Таковой была первая фаза трамвайного бизнеса, его экспериментальный этап, соразмерный быстрому, беспорядочному росту городов в средних и западных штатах Америки. Поистине лишь немногие пионеры этого дела разбогатели; многие, вне сомнения, потеряли свои деньги, хотя и тщетно пытались изменить или поправить свое состояние в ходе перемен, стремительно порождавших грандиозную проблему перевозки перенаселенных масс наших городов. Были, например, времена, когда лошадей заменяли мулами, которых уничтожали быстро и безжалостно из соображений, что заменить их дешевле, чем за ними ухаживать — система столь же отвратительная по своей усугубляющей жестокости, каковую переняли некоторые фабрики в отношении своих наемных работников. Затем в некоторых более крупных городах появились канатные трамваи, но вторая фаза наступила с переходом на электричество в качестве движущей силы и одновременным, почти чудом кажущимся превращением поселков Среднего Запада и Запада Америки в настоящие города.

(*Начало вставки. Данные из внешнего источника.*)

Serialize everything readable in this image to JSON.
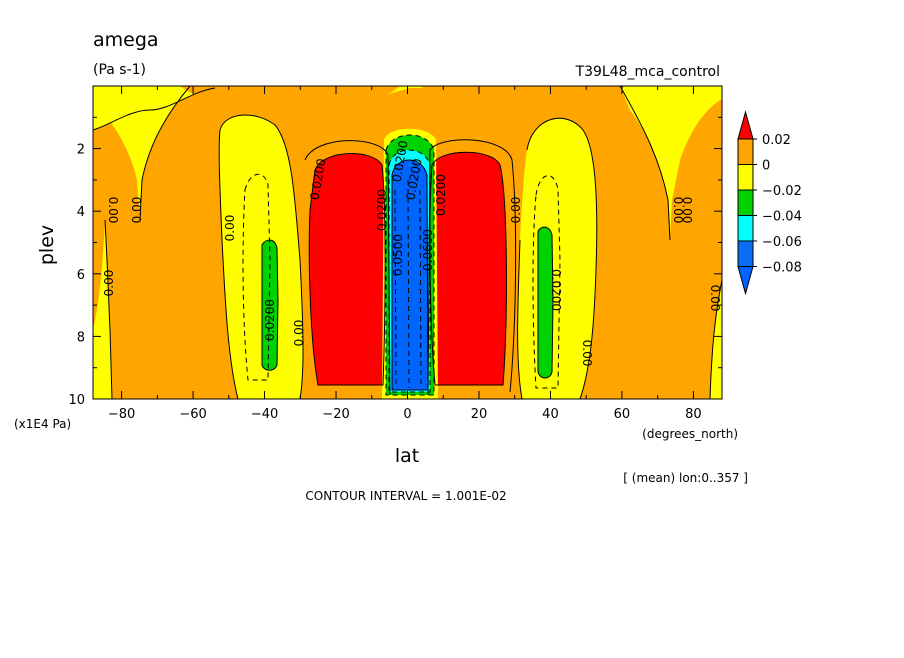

С появлением электричества в качестве движущей силы и удешевлением эксплуатации трамвайный бизнес вступил во вторую фазу, и она тотчас открыла эру спекуляций концессиями и социальными ценностями, раздутых акций и облигаций. Наступила эпоха эксплуатации, и на этих привилегиях, на прочих привилегиях по управлению коммунальными предприятиями — то есть привилегиях присваивать социальные ценности — были сколочены баснословные состояния со всеми теми бедами, которые несет с собой вульгарная нуворишеская плутократия. Чтобы сохранять, расширять и продлевать эти привилегии, им требовались свои адвокаты и свои газеты для обмана и развращения общественного сознания; им приходилось лезть в политику, организовывать и контролировать машины обеих партий, подкупать членов советов, законодателей и присяжных и даже держать судей на скамье подсудимых, послушных их воле, дабы законы штата и муниципальные гранты трактовались в их пользу. Грязная, трагическая история их засилья в муниципальной политике ныне общеизвестна, и в ней можно прочесть истоки большинства наших городских неурядиц. В Толидо все происходило точно так же, как и везде, — такова неумолимость общего закона, и народная реакция была аналогичной.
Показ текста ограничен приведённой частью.